In December the ANR member of Congress for San Pedro province Freddy D'Ecclesis submitted a constitutional rights petition to Judge José Delmás for the courts to prohibit the media from publishing information about the alleged links of his family with drug traffickers. The petition against the news media was his reaction to numerous press investigations made since Medina's murder concerning drug dealings. Criminal court judge Delmás rejected the request saying that it had not been established what right or what constitutional guarantee had been violated by the media and that in addition while it was true that there could be publications that affect a person if this is done through press freedom, in a conflict between these two constitutional rights what should be pre-eminent is the one that most falls to the general interest. D'Eccelesis' lawyer did not appeal the petition. The measure remained intact.

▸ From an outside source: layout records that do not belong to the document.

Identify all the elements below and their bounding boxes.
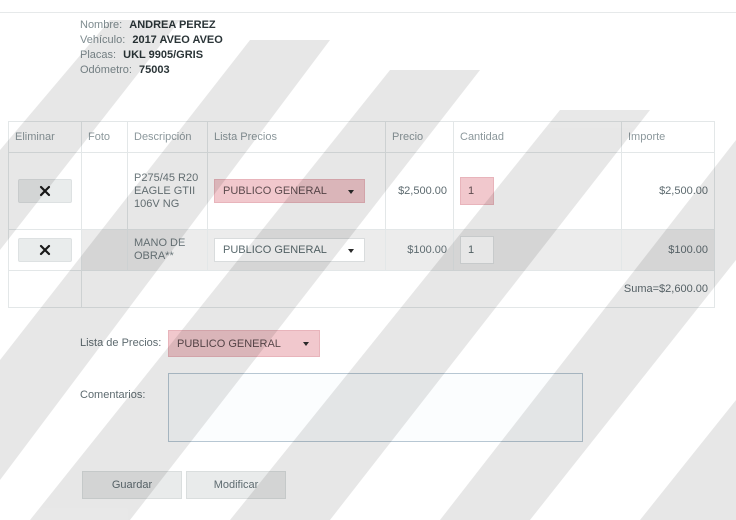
row-price-list-select[interactable]: PUBLICO GENERAL bbox=[214, 238, 365, 262]
edit-button[interactable]: Modificar bbox=[186, 471, 286, 499]
customer-info: Nombre: ANDREA PEREZ Vehículo: 2017 AVEO… bbox=[80, 18, 223, 78]
header-foto: Foto bbox=[81, 121, 128, 153]
photo-cell bbox=[81, 152, 128, 230]
delete-row-button[interactable] bbox=[18, 238, 72, 262]
vehicle-row: Vehículo: 2017 AVEO AVEO bbox=[80, 33, 223, 48]
description-cell: MANO DE OBRA** bbox=[127, 229, 208, 271]
close-icon bbox=[39, 244, 51, 256]
odometer-label: Odómetro: bbox=[80, 64, 132, 76]
price-cell: $2,500.00 bbox=[385, 152, 454, 230]
plates-value: UKL 9905/GRIS bbox=[123, 49, 204, 61]
quantity-cell: 1 bbox=[453, 152, 622, 230]
odometer-value: 75003 bbox=[139, 64, 170, 76]
quantity-cell: 1 bbox=[453, 229, 622, 271]
price-list-value: PUBLICO GENERAL bbox=[177, 337, 281, 350]
customer-name-label: Nombre: bbox=[80, 19, 123, 31]
items-table: Eliminar Foto Descripción Lista Precios … bbox=[8, 121, 715, 308]
header-importe: Importe bbox=[621, 121, 715, 153]
caret-down-icon bbox=[303, 342, 309, 346]
summary-row: Suma=$2,600.00 bbox=[8, 270, 715, 308]
header-descripcion: Descripción bbox=[127, 121, 208, 153]
order-form: Nombre: ANDREA PEREZ Vehículo: 2017 AVEO… bbox=[0, 0, 736, 520]
save-button[interactable]: Guardar bbox=[82, 471, 182, 499]
customer-name-row: Nombre: ANDREA PEREZ bbox=[80, 18, 223, 33]
odometer-row: Odómetro: 75003 bbox=[80, 63, 223, 78]
delete-row-button[interactable] bbox=[18, 179, 72, 203]
caret-down-icon bbox=[348, 249, 354, 253]
caret-down-icon bbox=[348, 190, 354, 194]
vehicle-label: Vehículo: bbox=[80, 34, 126, 46]
price-list-cell: PUBLICO GENERAL bbox=[207, 152, 386, 230]
table-row: P275/45 R20 EAGLE GTII 106V NG PUBLICO G… bbox=[8, 152, 715, 230]
header-eliminar: Eliminar bbox=[8, 121, 82, 153]
header-precio: Precio bbox=[385, 121, 454, 153]
delete-cell bbox=[8, 152, 82, 230]
price-cell: $100.00 bbox=[385, 229, 454, 271]
row-price-list-select[interactable]: PUBLICO GENERAL bbox=[214, 179, 365, 203]
summary-empty-cell bbox=[8, 270, 82, 308]
comments-label: Comentarios: bbox=[80, 389, 146, 401]
comments-textarea[interactable] bbox=[168, 373, 583, 442]
vehicle-value: 2017 AVEO AVEO bbox=[132, 34, 223, 46]
price-list-cell: PUBLICO GENERAL bbox=[207, 229, 386, 271]
photo-cell bbox=[81, 229, 128, 271]
row-price-list-value: PUBLICO GENERAL bbox=[223, 185, 327, 197]
price-list-label: Lista de Precios: bbox=[80, 337, 162, 349]
sum-total: Suma=$2,600.00 bbox=[81, 270, 715, 308]
top-divider bbox=[0, 12, 736, 13]
header-cantidad: Cantidad bbox=[453, 121, 622, 153]
price-list-select[interactable]: PUBLICO GENERAL bbox=[168, 330, 320, 357]
description-cell: P275/45 R20 EAGLE GTII 106V NG bbox=[127, 152, 208, 230]
close-icon bbox=[39, 185, 51, 197]
amount-cell: $100.00 bbox=[621, 229, 715, 271]
plates-label: Placas: bbox=[80, 49, 117, 61]
row-price-list-value: PUBLICO GENERAL bbox=[223, 244, 327, 256]
quantity-input[interactable]: 1 bbox=[460, 177, 494, 205]
delete-cell bbox=[8, 229, 82, 271]
customer-name: ANDREA PEREZ bbox=[129, 19, 216, 31]
header-lista-precios: Lista Precios bbox=[207, 121, 386, 153]
table-row: MANO DE OBRA** PUBLICO GENERAL $100.00 1… bbox=[8, 229, 715, 271]
table-header-row: Eliminar Foto Descripción Lista Precios … bbox=[8, 121, 715, 153]
plates-row: Placas: UKL 9905/GRIS bbox=[80, 48, 223, 63]
quantity-input[interactable]: 1 bbox=[460, 236, 494, 264]
amount-cell: $2,500.00 bbox=[621, 152, 715, 230]
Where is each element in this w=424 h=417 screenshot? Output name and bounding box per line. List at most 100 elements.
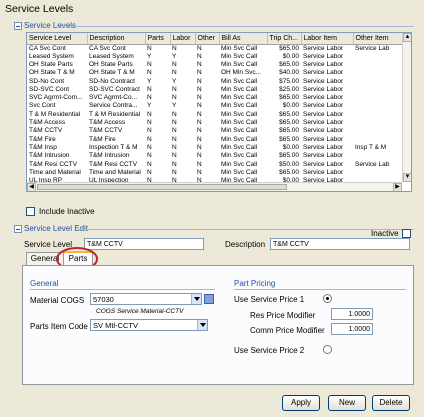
- collapse-icon[interactable]: [14, 21, 22, 30]
- table-row[interactable]: T & M Residential T & M Residential N N N Min…: [27, 111, 405, 119]
- table-row[interactable]: SVC Agrmt-Com... SVC Agrmt-Co... N N N Min Sv…: [27, 94, 405, 102]
- table-cell: [353, 102, 405, 110]
- table-cell: N: [147, 44, 152, 52]
- table-row[interactable]: T&M Intrusion T&M Intrusion N N N Min Svc Cal…: [27, 152, 405, 160]
- description-label: Description: [225, 240, 266, 249]
- table-cell: N: [197, 143, 202, 151]
- include-inactive-checkbox[interactable]: [26, 207, 35, 216]
- table-cell: Service Labor: [303, 69, 344, 77]
- parts-item-code-select[interactable]: SV Mtl-CCTV: [90, 319, 208, 331]
- table-cell: Min Svc Call: [221, 135, 258, 143]
- material-cogs-select[interactable]: 57030: [90, 293, 202, 305]
- use-price-1-radio[interactable]: [323, 294, 332, 303]
- scroll-up-icon[interactable]: ▲: [403, 33, 411, 42]
- new-button[interactable]: New: [328, 395, 366, 411]
- table-cell: N: [147, 69, 152, 77]
- table-cell: T & M Residential: [89, 110, 141, 118]
- service-level-edit-header[interactable]: Service Level Edit: [14, 224, 88, 233]
- table-cell: Service Labor: [303, 152, 344, 160]
- column-header[interactable]: Bill As: [219, 33, 268, 45]
- collapse-icon[interactable]: [14, 224, 22, 233]
- table-cell: N: [147, 110, 152, 118]
- chevron-down-icon[interactable]: [197, 320, 207, 330]
- table-cell: $50.00: [279, 160, 299, 168]
- table-cell: Y: [172, 102, 177, 110]
- service-level-input[interactable]: T&M CCTV: [84, 238, 204, 250]
- table-row[interactable]: OH State Parts OH State Parts N N N Min Svc C…: [27, 61, 405, 69]
- table-row[interactable]: SD-SVC Cont SD-SVC Contract N N N Min Svc Cal…: [27, 86, 405, 94]
- chevron-down-icon[interactable]: [191, 294, 201, 304]
- table-cell: Service Labor: [303, 168, 344, 176]
- edit-divider: [78, 229, 414, 230]
- table-cell: CA Svc Cont: [89, 44, 126, 52]
- column-header[interactable]: Labor: [170, 33, 196, 45]
- comm-modifier-input[interactable]: 1.0000: [331, 323, 373, 335]
- table-cell: N: [147, 152, 152, 160]
- table-cell: N: [197, 44, 202, 52]
- table-row[interactable]: T&M CCTV T&M CCTV N N N Min Svc Call $65.00 Ser…: [27, 127, 405, 135]
- horizontal-scrollbar[interactable]: ◀ ▶: [27, 182, 402, 191]
- column-header[interactable]: Labor Item: [301, 33, 354, 45]
- column-header[interactable]: Description: [87, 33, 146, 45]
- table-row[interactable]: CA Svc Cont CA Svc Cont N N N Min Svc Call $65…: [27, 44, 405, 53]
- table-cell: T&M Resi CCTV: [89, 160, 138, 168]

In January journalist Higinio Ruiz Díaz, ABC Color correspondent in the city of San Antonio, was summoned to the local public prosecutor's office over telephoned threats received by his family. The calls were made both to his home and to that of his mother-in-law. It is thought possible that they are related to published reports on cases of smuggling of fuel.
In January the home of Osvaldo Luis Aveiro Riberos, aged 52, and the offices of his community radio station in Santa Rosa del Mbutuy, Coaaguazú province, was set on fire. The police detained a suspect who had been seen by a number of neighbors running away from the place. In his radio program Aveiro had criticized some local officials.
Also in January journalist Gilberto Luis Ruffinelli Maidana, aged 52, a resident of Paraguarí and host of the program "Sin Censuras" (Without Censorship) broadcast by Radio 94.9 Yvyty Roke FM in Sapucai reported he had received threats. He said that for several days he received threats in reprisal for his exposures of drug trafficking.
In February police non-commissioned officer Eusebio Ávlos received a death threat for having information about activities of a group devoted to trafficking in cattle. He was working at the Ypejhú police station and was one of the key people in the investigation into the double murder of the ABC Color correspondent and his assistant.